In most schools, at the end of each school year, your child completes a final reading assessment and the results are sent home to parents. This information will tell you whether your child is reading at, above or below grade level expectations. The letter or number tells you that your child can read at this level independently (without help from an adult). Once school begins again, your child’s teacher will be teaching skills at the next reading level. Summer reading is important to strengthen your child’s reading ability.
So, what can parents do to support their child’s reading growth over the long summer? The summer reading goal for parents is to help their child NOT lose ground on their child’s reading level. Research has consistently shown that readers, particularly struggling readers, lose ground over the summer. The summer learning loss is particularly greater between students from low -socioeconomic and high-socioeconomic families. A quick and easy way to maintain your child’s reading level is the ABC/123 strategy.
ABC/123 Every Day
The ABC/123 Strategy involves spending less than 5 minutes a day and ask your child 6 simple questions about what they read during their 10-minute reading each day. Using the acronym Ask, Build, Connect (ABC) parents have a quick, fun way to support your child’s reading growth.
2 Easy Steps
Ask your child 1,2, or 3 questions in each of the 3 categories (A, B, or C) listed below for a total of 6 questions daily. Feel free to ask all 6 questions in the same category, if your child is engaged in discussion. However, it is important not to eliminate the categories since each category is important for kids to think about when reading.
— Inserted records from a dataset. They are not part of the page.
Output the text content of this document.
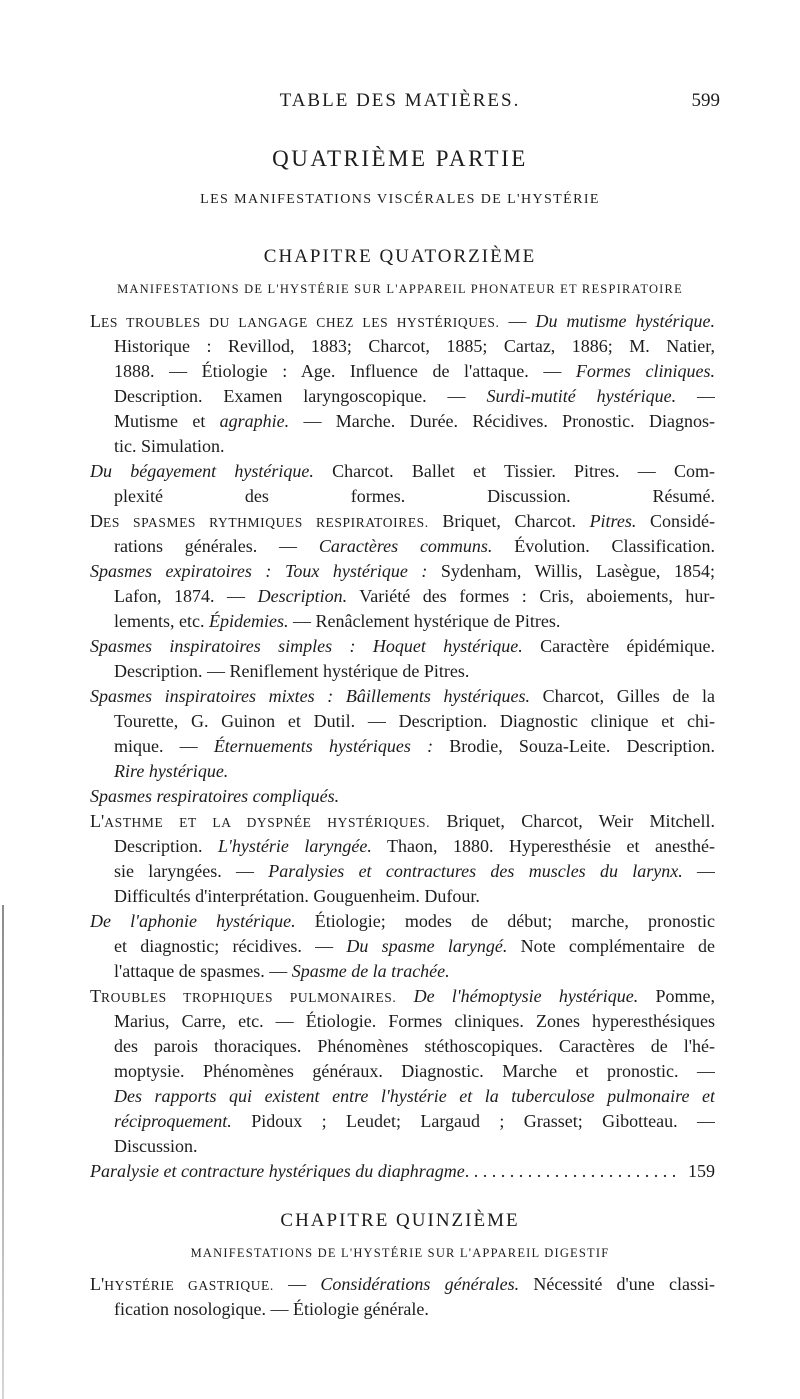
TABLE DES MATIÈRES.	599
QUATRIÈME PARTIE
LES MANIFESTATIONS VISCÉRALES DE L'HYSTÉRIE
CHAPITRE QUATORZIÈME
MANIFESTATIONS DE L'HYSTÉRIE SUR L'APPAREIL PHONATEUR ET RESPIRATOIRE
LES TROUBLES DU LANGAGE CHEZ LES HYSTÉRIQUES. — Du mutisme hystérique.
Historique : Revillod, 1883; Charcot, 1885; Cartaz, 1886; M. Natier,
1888. — Étiologie : Age. Influence de l'attaque. — Formes cliniques.
Description. Examen laryngoscopique. — Surdi-mutité hystérique. —
Mutisme et agraphie. — Marche. Durée. Récidives. Pronostic. Diagnos-
tic. Simulation.
Du bégayement hystérique. Charcot. Ballet et Tissier. Pitres. — Com-
plexité des formes. Discussion. Résumé.
DES SPASMES RYTHMIQUES RESPIRATOIRES. Briquet, Charcot. Pitres. Considé-
rations générales. — Caractères communs. Évolution. Classification.
Spasmes expiratoires : Toux hystérique : Sydenham, Willis, Lasègue, 1854;
Lafon, 1874. — Description. Variété des formes : Cris, aboiements, hur-
lements, etc. Épidemies. — Renâclement hystérique de Pitres.
Spasmes inspiratoires simples : Hoquet hystérique. Caractère épidémique.
Description. — Reniflement hystérique de Pitres.
Spasmes inspiratoires mixtes : Bâillements hystériques. Charcot, Gilles de la
Tourette, G. Guinon et Dutil. — Description. Diagnostic clinique et chi-
mique. — Éternuements hystériques : Brodie, Souza-Leite. Description.
Rire hystérique.
Spasmes respiratoires compliqués.
L'ASTHME ET LA DYSPNÉE HYSTÉRIQUES. Briquet, Charcot, Weir Mitchell.
Description. L'hystérie laryngée. Thaon, 1880. Hyperesthésie et anesthé-
sie laryngées. — Paralysies et contractures des muscles du larynx. —
Difficultés d'interprétation. Gouguenheim. Dufour.
De l'aphonie hystérique. Étiologie; modes de début; marche, pronostic
et diagnostic; récidives. — Du spasme laryngé. Note complémentaire de
l'attaque de spasmes. — Spasme de la trachée.
TROUBLES TROPHIQUES PULMONAIRES. De l'hémoptysie hystérique. Pomme,
Marius, Carre, etc. — Étiologie. Formes cliniques. Zones hyperesthésiques
des parois thoraciques. Phénomènes stéthoscopiques. Caractères de l'hé-
moptysie. Phénomènes généraux. Diagnostic. Marche et pronostic. —
Des rapports qui existent entre l'hystérie et la tuberculose pulmonaire et
réciproquement. Pidoux ; Leudet; Largaud ; Grasset; Gibotteau. —
Discussion.
Paralysie et contracture hystériques du diaphragme
. . .	159
CHAPITRE QUINZIÈME
MANIFESTATIONS DE L'HYSTÉRIE SUR L'APPAREIL DIGESTIF
L'HYSTÉRIE GASTRIQUE. — Considérations générales. Nécessité d'une classi-
fication nosologique. — Étiologie générale.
- Ask questions – Questioning is at the heart of comprehension. Children benefit from questions that help them focus their reading and clarify more clearly what they are reading. Ask questions about details, plot, characters, opinions. The main idea is to get them to remember or find details in their reading.
- Build Vocabulary – Vocabulary is key to reading comprehension. As children learn to read more unfamiliar texts, they must learn the meaning of new words that are not part of their oral vocabulary. Ask them to tell you words they found that were new to them. Talk about their meaning and other words that could have been used instead of the author’s choice.
- Connect with the World – Helping your child make connections with what they read helps them “think” about their reading. Ask them questions on how the story interested them or how it was like another book they read. Encourage them to also think about how the book may connect to the world. Older children will create many connections and will be more specific on details.